The RP2040 is clocked at 266MHz, each clock cycle is ~3.76ns.

  1. C code, busy wait by polling the pins and masking for the CS lines; in my case pins 3 and 4; CS0 and CS1 respectively.
    1. I was seeing latency in the 80-120ns range.
  2. PIO code with IRQ back to C
    1.  2 PIO programs running the same code each using either CS0 pin (3) or CS1 pin (4)
      1. .program sega_cs_detect
            wait 0 pin 0
            irq 0
            wait 1 pin 0
    2. C waits in busy loop checking for irq and sets gpio 18 high
      1. while(1) {
            while (!(pio->irq & (1<<0))); // wait for irq 0 fro either of the pio programs
            pio_interrupt_clear(pio, 0); // clear the irq so we can wait for it again
            gpio_put(18, true);
            gpio_put(18, false);
    3. This was much lower latency of 60-80ns
  3. PIO code setting gpio 18 high
    1. Same PIO code as above but instead of `irq 0` it was `set pins, 1` and `set pins, 0`
    2. Latency of about 25ns

It's at this point I'm scratching my head wondering why the latency of the pio program is even this high. 2 clocks for input synchronization, 1 clock for `wait`, 1 clock to set the gpio high. 4 clocks ~ 15ns. Why am I seeing 25ns?

I found a few posts on the raspberry pi forums of other users experiencing this bizarre extra latency as well. 

One poster's findings included `wait pin` being 1 cycle slower than `wait gpio`. I modified the pio code to use two programs with different code, using `wait 0 gpio 3` or `wait 0 gpio 4`  instead of `wait 0 pin 0` etc... I found this claim to be true. Shaved off about 1 cycle worth of latency.

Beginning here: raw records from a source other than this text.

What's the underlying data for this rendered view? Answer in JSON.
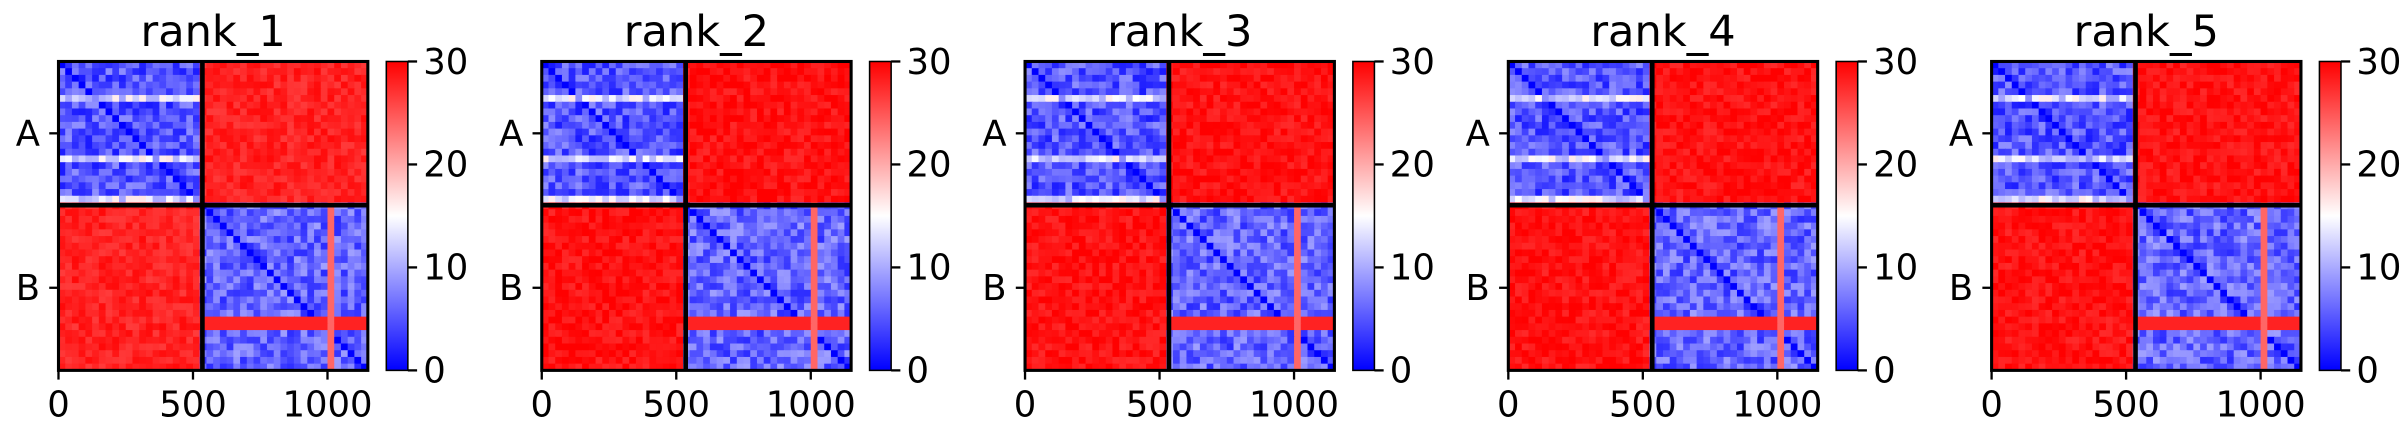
{
  "chart_data": [
    {
      "type": "heatmap",
      "title": "rank_1",
      "xticks": [
        0,
        500,
        1000
      ],
      "xlim": [
        0,
        1150
      ],
      "ylim": [
        0,
        1150
      ],
      "chains": [
        {
          "label": "A",
          "start": 0,
          "end": 535
        },
        {
          "label": "B",
          "start": 535,
          "end": 1150
        }
      ],
      "colorbar": {
        "min": 0,
        "max": 30,
        "ticks": [
          0,
          10,
          20,
          30
        ],
        "colormap": "bwr"
      },
      "block_values": {
        "intra_A": 5,
        "inter": 28,
        "intra_B": 6
      }
    },
    {
      "type": "heatmap",
      "title": "rank_2",
      "xticks": [
        0,
        500,
        1000
      ],
      "xlim": [
        0,
        1150
      ],
      "ylim": [
        0,
        1150
      ],
      "chains": [
        {
          "label": "A",
          "start": 0,
          "end": 535
        },
        {
          "label": "B",
          "start": 535,
          "end": 1150
        }
      ],
      "colorbar": {
        "min": 0,
        "max": 30,
        "ticks": [
          0,
          10,
          20,
          30
        ],
        "colormap": "bwr"
      },
      "block_values": {
        "intra_A": 5,
        "inter": 29,
        "intra_B": 6
      }
    },
    {
      "type": "heatmap",
      "title": "rank_3",
      "xticks": [
        0,
        500,
        1000
      ],
      "xlim": [
        0,
        1150
      ],
      "ylim": [
        0,
        1150
      ],
      "chains": [
        {
          "label": "A",
          "start": 0,
          "end": 535
        },
        {
          "label": "B",
          "start": 535,
          "end": 1150
        }
      ],
      "colorbar": {
        "min": 0,
        "max": 30,
        "ticks": [
          0,
          10,
          20,
          30
        ],
        "colormap": "bwr"
      },
      "block_values": {
        "intra_A": 5,
        "inter": 29,
        "intra_B": 6
      }
    },
    {
      "type": "heatmap",
      "title": "rank_4",
      "xticks": [
        0,
        500,
        1000
      ],
      "xlim": [
        0,
        1150
      ],
      "ylim": [
        0,
        1150
      ],
      "chains": [
        {
          "label": "A",
          "start": 0,
          "end": 535
        },
        {
          "label": "B",
          "start": 535,
          "end": 1150
        }
      ],
      "colorbar": {
        "min": 0,
        "max": 30,
        "ticks": [
          0,
          10,
          20,
          30
        ],
        "colormap": "bwr"
      },
      "block_values": {
        "intra_A": 5,
        "inter": 29,
        "intra_B": 6
      }
    },
    {
      "type": "heatmap",
      "title": "rank_5",
      "xticks": [
        0,
        500,
        1000
      ],
      "xlim": [
        0,
        1150
      ],
      "ylim": [
        0,
        1150
      ],
      "chains": [
        {
          "label": "A",
          "start": 0,
          "end": 535
        },
        {
          "label": "B",
          "start": 535,
          "end": 1150
        }
      ],
      "colorbar": {
        "min": 0,
        "max": 30,
        "ticks": [
          0,
          10,
          20,
          30
        ],
        "colormap": "bwr"
      },
      "block_values": {
        "intra_A": 5,
        "inter": 29,
        "intra_B": 6
      }
    }
  ]
}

I read that the input synchronizer costs 2 cycles. Normally you don't want to disable this but we are experimenting here and trying to see how low we can get this latency. Set that for the program and that indeed reduced it another 2 cycles.

So at this point it should only be 2-3 cycles to go from a CS pin going low to gpio 18 going high. Without the input synchronizer and using gpio instead of pin, I am seeing 12-14ns of latency. It should be under 10ns. 

Where is the extra latency coming from‽ 

Unfortunately I'm not sure. I have asked on the Pico Discord and users seemed as stumped as me. I'll keep an eye out for any resolution to this problem. But for now, if anyone knows, please post a comment.

What's next?

I'm bringing in the TS3L501E mux/demux chip that will allow MCU1 to multiplex up to 11 lines between the data bus and control lines. With the common lines going from the chip to the rp2040, data bus on input/output b, and control lines on input/output c. I should only need 1 pin to toggle between b/c. It's clear that MCU2 won't be able to detect CS line ->0 THEN transmit that data to MCU1 in a reasonable timeframe, even if those programs accessed the dreamlink pins. 6 cycles per N bits where N is the number of data lines. Time to send 1 byte N=2, 8/2 = 4 * 6 = 24 cycles. N=4, 8/4 = 2 * 6 = 12 cycles. Even without the phantom latency, that is too much wasted time when the first read is only low for 100ns.

I think with some clever PIO usage, I'll be able to make these latency figures work. 

I think this is a pretty reasonable approach forward but I won't know until I get the mux chips in the mail and wire it up.